Depression during pregnancy can take many forms. Usually, it represents specific changes in behaviors of pregnant women, such as increased sadness and isolation. In some cases, pregnant women are prone to crying for no apparent reason daily. Some pregnant women also struggle to get enough energy and feel like they wanted to lie down in bed the whole day. Some experienced loss of appetite and others just thought of eating everything in sight.
Pregnant And Depressed
Depression during pregnancy is not about feeling the pregnancy because there are instances that the feeling of hopelessness and worthlessness is obvious. Some women regret getting pregnant in some unfortunate scenarios, and they feel like they do not want to be a mother anymore. Most of the time, other people solely believe it to be part of the whole pregnancy process without considering the situation to be a cause of something more psychologically serious.
Depression During Pregnancy
A lot of times, pregnant women struggle with depression for some specific reasons. One of them is body image insecurities, where they think about the massive changes in their body they will have to deal with once they give birth. While some women are fortunate to retain their figure in a short amount of time, most women know it would be a long and tiring process. Sometimes, it becomes impossible too. With that, they negatively picture themselves with imperfections. It affects their mental state and creates a sense of regret during pregnancy.
Another reason most pregnant women have depression during pregnancy is a lack of understanding of one’s true feelings. Usually, pregnant women receive lots of compliments about getting a baby bump. And at times, these women tell everyone that they are happy because that’s what people want to hear. Because if they tell them or even show a slight discomfort, people automatically jump to conclusions and judgment. When pregnant women try to be honest about their mental, physical, and emotional pain, others would think that they are selfish for not considering the life growing in their bodies.
Emotional support is also an issue with most pregnant women. As they struggle with mixed emotions, people around them often misinterpret their actions. Some individuals would think that pregnant women are just overreacting to things, giving the soon-to-be mothers a hard time trusting people. Lack of emotional support for pregnant women is the number one source of developing anxiety and depression. When pregnant women often feel they are alone and people around them do not pay more attention to their needs, they become moody and frustrated.
The causes of depression during pregnancy also had a lot to do with the changes women have to deal with instantly. Pregnancy means that women’s roles have to change, and there are things that they will soon sacrifice for the sake of their baby’s overall health. The changes they might encounter can also confuse the types of relationships they need to deal with and what other relationships they had to let go of to protect themselves and their baby’s overall development.
The Conflict Of Dos And Dont’s
Anxiety and depression can be easily handled at times as the conditions are manageable through therapy and medications. But when it goes along with pregnancy, it can be complicated. Usually, there’s a limited chance that pregnant women with mental health issues can take medications. Some drugs are not just safe for the baby. Some medications are potentially linked to cognitive and behavioral problems, birth effects, low IQ, learning disabilities, and a lot more.
But in some cases, there are some medications that medical health care providers can prescribe to pregnant women. These can include Celexa, Lexapro, Paxil, Luvox, Zoloft, and Prozac. Some of these drugs are proven to be effective in managing depressive symptoms. But it is essential to note that pregnant women should not take these medications without the proper consultation with an expert or their doctors. They have to ensure the right dosage for the safety of their baby inside their womb.

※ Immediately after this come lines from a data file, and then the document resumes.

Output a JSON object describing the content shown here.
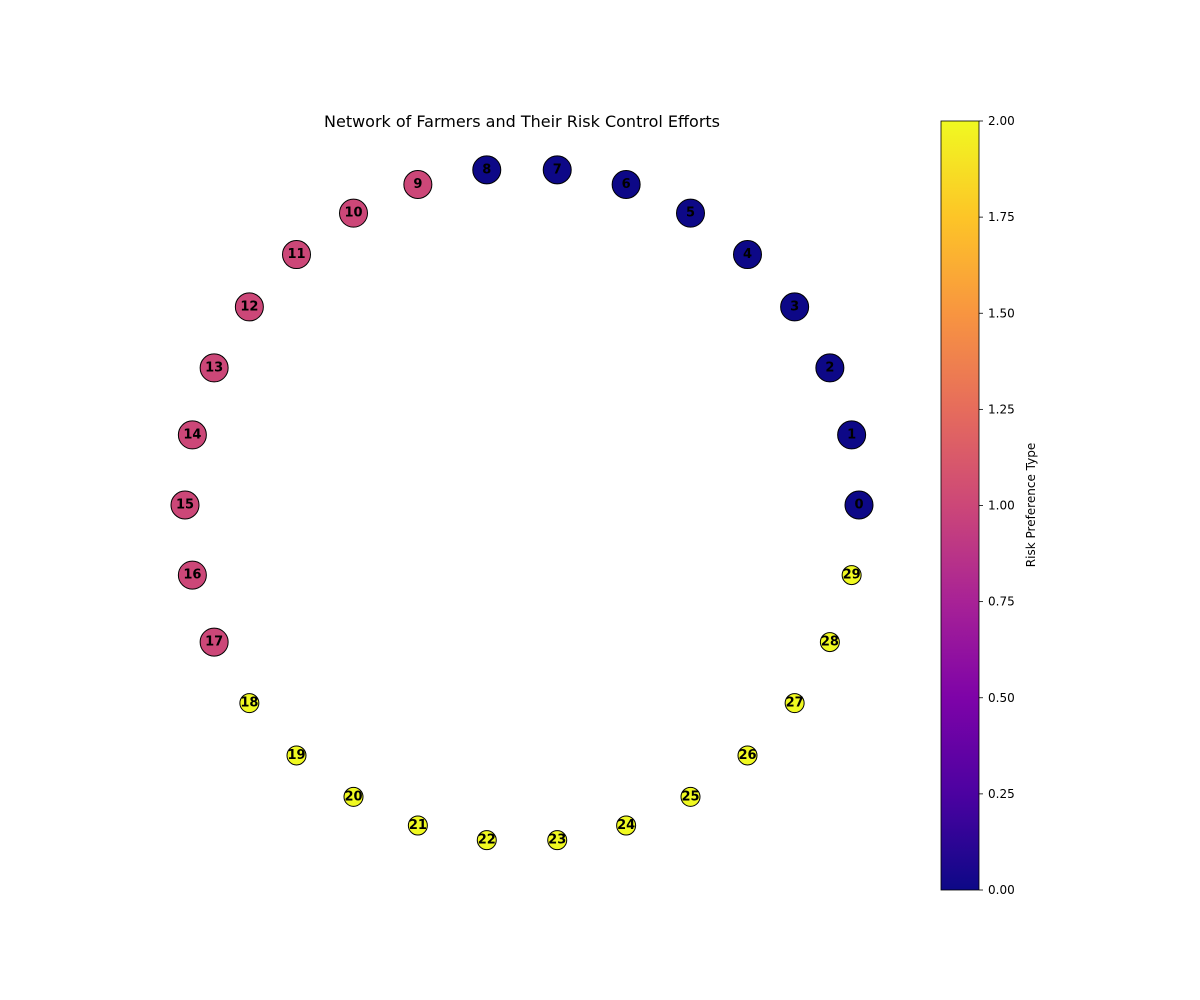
{
  "chart_data": {
    "type": "network",
    "title": "Network of Farmers and Their Risk Control Efforts",
    "layout": "circular",
    "nodes": [
      {
        "id": "0",
        "risk_type": 0,
        "size": "large"
      },
      {
        "id": "1",
        "risk_type": 0,
        "size": "large"
      },
      {
        "id": "2",
        "risk_type": 0,
        "size": "large"
      },
      {
        "id": "3",
        "risk_type": 0,
        "size": "large"
      },
      {
        "id": "4",
        "risk_type": 0,
        "size": "large"
      },
      {
        "id": "5",
        "risk_type": 0,
        "size": "large"
      },
      {
        "id": "6",
        "risk_type": 0,
        "size": "large"
      },
      {
        "id": "7",
        "risk_type": 0,
        "size": "large"
      },
      {
        "id": "8",
        "risk_type": 0,
        "size": "large"
      },
      {
        "id": "9",
        "risk_type": 1,
        "size": "large"
      },
      {
        "id": "10",
        "risk_type": 1,
        "size": "large"
      },
      {
        "id": "11",
        "risk_type": 1,
        "size": "large"
      },
      {
        "id": "12",
        "risk_type": 1,
        "size": "large"
      },
      {
        "id": "13",
        "risk_type": 1,
        "size": "large"
      },
      {
        "id": "14",
        "risk_type": 1,
        "size": "large"
      },
      {
        "id": "15",
        "risk_type": 1,
        "size": "large"
      },
      {
        "id": "16",
        "risk_type": 1,
        "size": "large"
      },
      {
        "id": "17",
        "risk_type": 1,
        "size": "large"
      },
      {
        "id": "18",
        "risk_type": 2,
        "size": "small"
      },
      {
        "id": "19",
        "risk_type": 2,
        "size": "small"
      },
      {
        "id": "20",
        "risk_type": 2,
        "size": "small"
      },
      {
        "id": "21",
        "risk_type": 2,
        "size": "small"
      },
      {
        "id": "22",
        "risk_type": 2,
        "size": "small"
      },
      {
        "id": "23",
        "risk_type": 2,
        "size": "small"
      },
      {
        "id": "24",
        "risk_type": 2,
        "size": "small"
      },
      {
        "id": "25",
        "risk_type": 2,
        "size": "small"
      },
      {
        "id": "26",
        "risk_type": 2,
        "size": "small"
      },
      {
        "id": "27",
        "risk_type": 2,
        "size": "small"
      },
      {
        "id": "28",
        "risk_type": 2,
        "size": "small"
      },
      {
        "id": "29",
        "risk_type": 2,
        "size": "small"
      }
    ],
    "colorbar": {
      "label": "Risk Preference Type",
      "colormap": "plasma",
      "range": [
        0.0,
        2.0
      ],
      "ticks": [
        "0.00",
        "0.25",
        "0.50",
        "0.75",
        "1.00",
        "1.25",
        "1.50",
        "1.75",
        "2.00"
      ],
      "tick_values": [
        0.0,
        0.25,
        0.5,
        0.75,
        1.0,
        1.25,
        1.5,
        1.75,
        2.0
      ]
    },
    "colors": {
      "type_0": "#0d0887",
      "type_1": "#cc4778",
      "type_2": "#f0f921",
      "edge": "#000000"
    }
  }
}
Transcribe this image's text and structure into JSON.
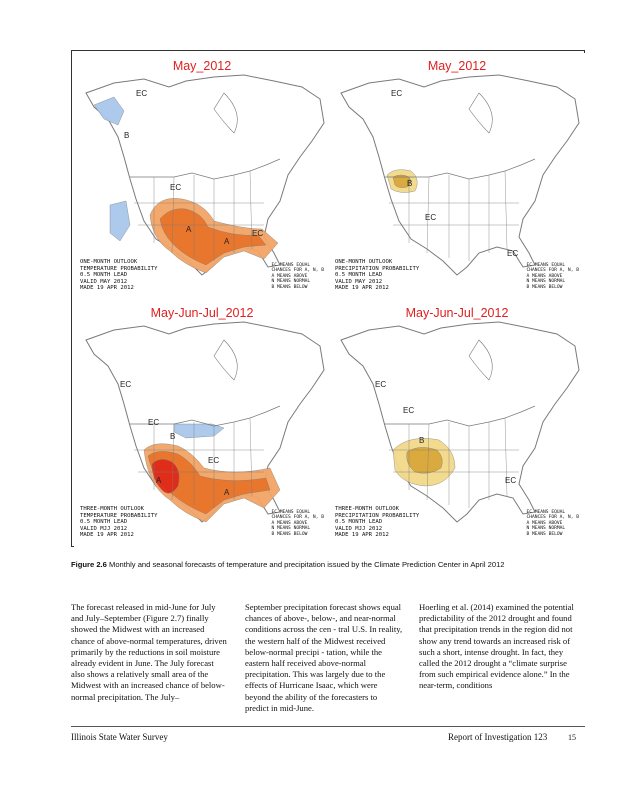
{
  "figure": {
    "panels": [
      {
        "title": "May_2012",
        "ec_labels": [
          "EC",
          "EC",
          "EC"
        ],
        "extra_labels": [
          "B",
          "A",
          "A"
        ],
        "legend_left": "ONE-MONTH OUTLOOK\nTEMPERATURE PROBABILITY\n0.5 MONTH LEAD\nVALID MAY 2012\nMADE 19 APR 2012",
        "legend_right": "EC MEANS EQUAL\nCHANCES FOR A, N, B\nA MEANS ABOVE\nN MEANS NORMAL\nB MEANS BELOW"
      },
      {
        "title": "May_2012",
        "ec_labels": [
          "EC",
          "EC",
          "EC"
        ],
        "extra_labels": [
          "B"
        ],
        "legend_left": "ONE-MONTH OUTLOOK\nPRECIPITATION PROBABILITY\n0.5 MONTH LEAD\nVALID MAY 2012\nMADE 19 APR 2012",
        "legend_right": "EC MEANS EQUAL\nCHANCES FOR A, N, B\nA MEANS ABOVE\nN MEANS NORMAL\nB MEANS BELOW"
      },
      {
        "title": "May-Jun-Jul_2012",
        "ec_labels": [
          "EC",
          "EC",
          "EC"
        ],
        "extra_labels": [
          "B",
          "A",
          "A"
        ],
        "legend_left": "THREE-MONTH OUTLOOK\nTEMPERATURE PROBABILITY\n0.5 MONTH LEAD\nVALID MJJ 2012\nMADE 19 APR 2012",
        "legend_right": "EC MEANS EQUAL\nCHANCES FOR A, N, B\nA MEANS ABOVE\nN MEANS NORMAL\nB MEANS BELOW"
      },
      {
        "title": "May-Jun-Jul_2012",
        "ec_labels": [
          "EC",
          "EC",
          "EC"
        ],
        "extra_labels": [
          "B"
        ],
        "legend_left": "THREE-MONTH OUTLOOK\nPRECIPITATION PROBABILITY\n0.5 MONTH LEAD\nVALID MJJ 2012\nMADE 19 APR 2012",
        "legend_right": "EC MEANS EQUAL\nCHANCES FOR A, N, B\nA MEANS ABOVE\nN MEANS NORMAL\nB MEANS BELOW"
      }
    ],
    "colors": {
      "land": "#ffffff",
      "line": "#7a7a7a",
      "cold": "#a9c8ec",
      "cold_dark": "#7fa9dc",
      "warm_light": "#f3a566",
      "warm": "#e8742a",
      "warm_dark": "#e02a1a",
      "dry_light": "#f2d98a",
      "dry": "#d9a83a"
    }
  },
  "caption": {
    "label": "Figure  2.6",
    "text": "Monthly and seasonal forecasts of temperature and precipitation issued by the Climate Prediction Center in April 2012"
  },
  "body": {
    "col1": "The forecast released in mid-June for July and July–September (Figure 2.7) finally showed the Midwest with an increased chance of above-normal temperatures, driven primarily by the reductions in soil moisture already evident in June. The July forecast also shows a relatively small area of the Midwest with an increased chance of below-normal precipitation. The July–",
    "col2": "September precipitation forecast shows equal chances of above-, below-, and near-normal conditions across the cen - tral U.S. In reality, the western half of the Midwest received below-normal precipi - tation, while the eastern half received above-normal precipitation. This was largely due to the effects of Hurricane Isaac, which were beyond the ability of the forecasters to predict in mid-June.",
    "col3": "Hoerling et al. (2014) examined the potential predictability of the 2012 drought and found that precipitation trends in the region did not show any trend towards an increased risk of such a short, intense drought. In fact, they called the 2012 drought a “climate surprise from such empirical evidence alone.” In the near-term, conditions"
  },
  "footer": {
    "left": "Illinois State Water Survey",
    "right": "Report of Investigation 123",
    "page": "15"
  }
}
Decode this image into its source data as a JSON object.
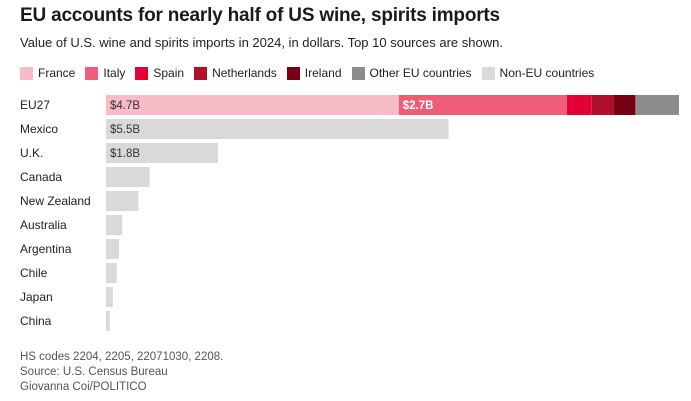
{
  "title": "EU accounts for nearly half of US wine, spirits imports",
  "subtitle": "Value of U.S. wine and spirits imports in 2024, in dollars. Top 10 sources are shown.",
  "legend": [
    {
      "label": "France",
      "color": "#f7bcc7"
    },
    {
      "label": "Italy",
      "color": "#ef5e78"
    },
    {
      "label": "Spain",
      "color": "#e30034"
    },
    {
      "label": "Netherlands",
      "color": "#b0102c"
    },
    {
      "label": "Ireland",
      "color": "#770013"
    },
    {
      "label": "Other EU countries",
      "color": "#8c8c8c"
    },
    {
      "label": "Non-EU countries",
      "color": "#d9d9d9"
    }
  ],
  "chart_data": {
    "type": "bar",
    "orientation": "horizontal",
    "stacked": true,
    "categories": [
      "EU27",
      "Mexico",
      "U.K.",
      "Canada",
      "New Zealand",
      "Australia",
      "Argentina",
      "Chile",
      "Japan",
      "China"
    ],
    "rows": [
      {
        "category": "EU27",
        "segments": [
          {
            "series": "France",
            "value": 4.7,
            "label": "$4.7B"
          },
          {
            "series": "Italy",
            "value": 2.7,
            "label": "$2.7B"
          },
          {
            "series": "Spain",
            "value": 0.4
          },
          {
            "series": "Netherlands",
            "value": 0.35
          },
          {
            "series": "Ireland",
            "value": 0.35
          },
          {
            "series": "Other EU countries",
            "value": 0.7
          }
        ]
      },
      {
        "category": "Mexico",
        "segments": [
          {
            "series": "Non-EU countries",
            "value": 5.5,
            "label": "$5.5B"
          }
        ]
      },
      {
        "category": "U.K.",
        "segments": [
          {
            "series": "Non-EU countries",
            "value": 1.8,
            "label": "$1.8B"
          }
        ]
      },
      {
        "category": "Canada",
        "segments": [
          {
            "series": "Non-EU countries",
            "value": 0.7
          }
        ]
      },
      {
        "category": "New Zealand",
        "segments": [
          {
            "series": "Non-EU countries",
            "value": 0.52
          }
        ]
      },
      {
        "category": "Australia",
        "segments": [
          {
            "series": "Non-EU countries",
            "value": 0.26
          }
        ]
      },
      {
        "category": "Argentina",
        "segments": [
          {
            "series": "Non-EU countries",
            "value": 0.21
          }
        ]
      },
      {
        "category": "Chile",
        "segments": [
          {
            "series": "Non-EU countries",
            "value": 0.17
          }
        ]
      },
      {
        "category": "Japan",
        "segments": [
          {
            "series": "Non-EU countries",
            "value": 0.11
          }
        ]
      },
      {
        "category": "China",
        "segments": [
          {
            "series": "Non-EU countries",
            "value": 0.06
          }
        ]
      }
    ],
    "units": "billions of dollars",
    "xlim": [
      0,
      9.2
    ],
    "grid": false
  },
  "footer": {
    "line1": "HS codes 2204, 2205, 22071030, 2208.",
    "line2": "Source: U.S. Census Bureau",
    "line3": "Giovanna Coi/POLITICO"
  }
}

Yes, there are other coping methods that pregnant women can practice to handle their anxiety and depression. There’s yoga, aromatherapy, Reiki, etc. Note that most of these might not entirely work, especially when pregnant women are already dealing with depression during pregnancy. It would be best to seek advice to know the specific lifestyle changes pregnant women should follow to handle their mental illness better.
It can be hard to deal with depression during pregnancy because pregnant women do not potentially belong to any bracket or group. Most of the time, when searching for people or support groups out there, they can only find those with post-partum depression. The misconception starts there because these types of mental health problems are different. Anxiety and depression during pregnancy are way lot riskier compared to post-partum.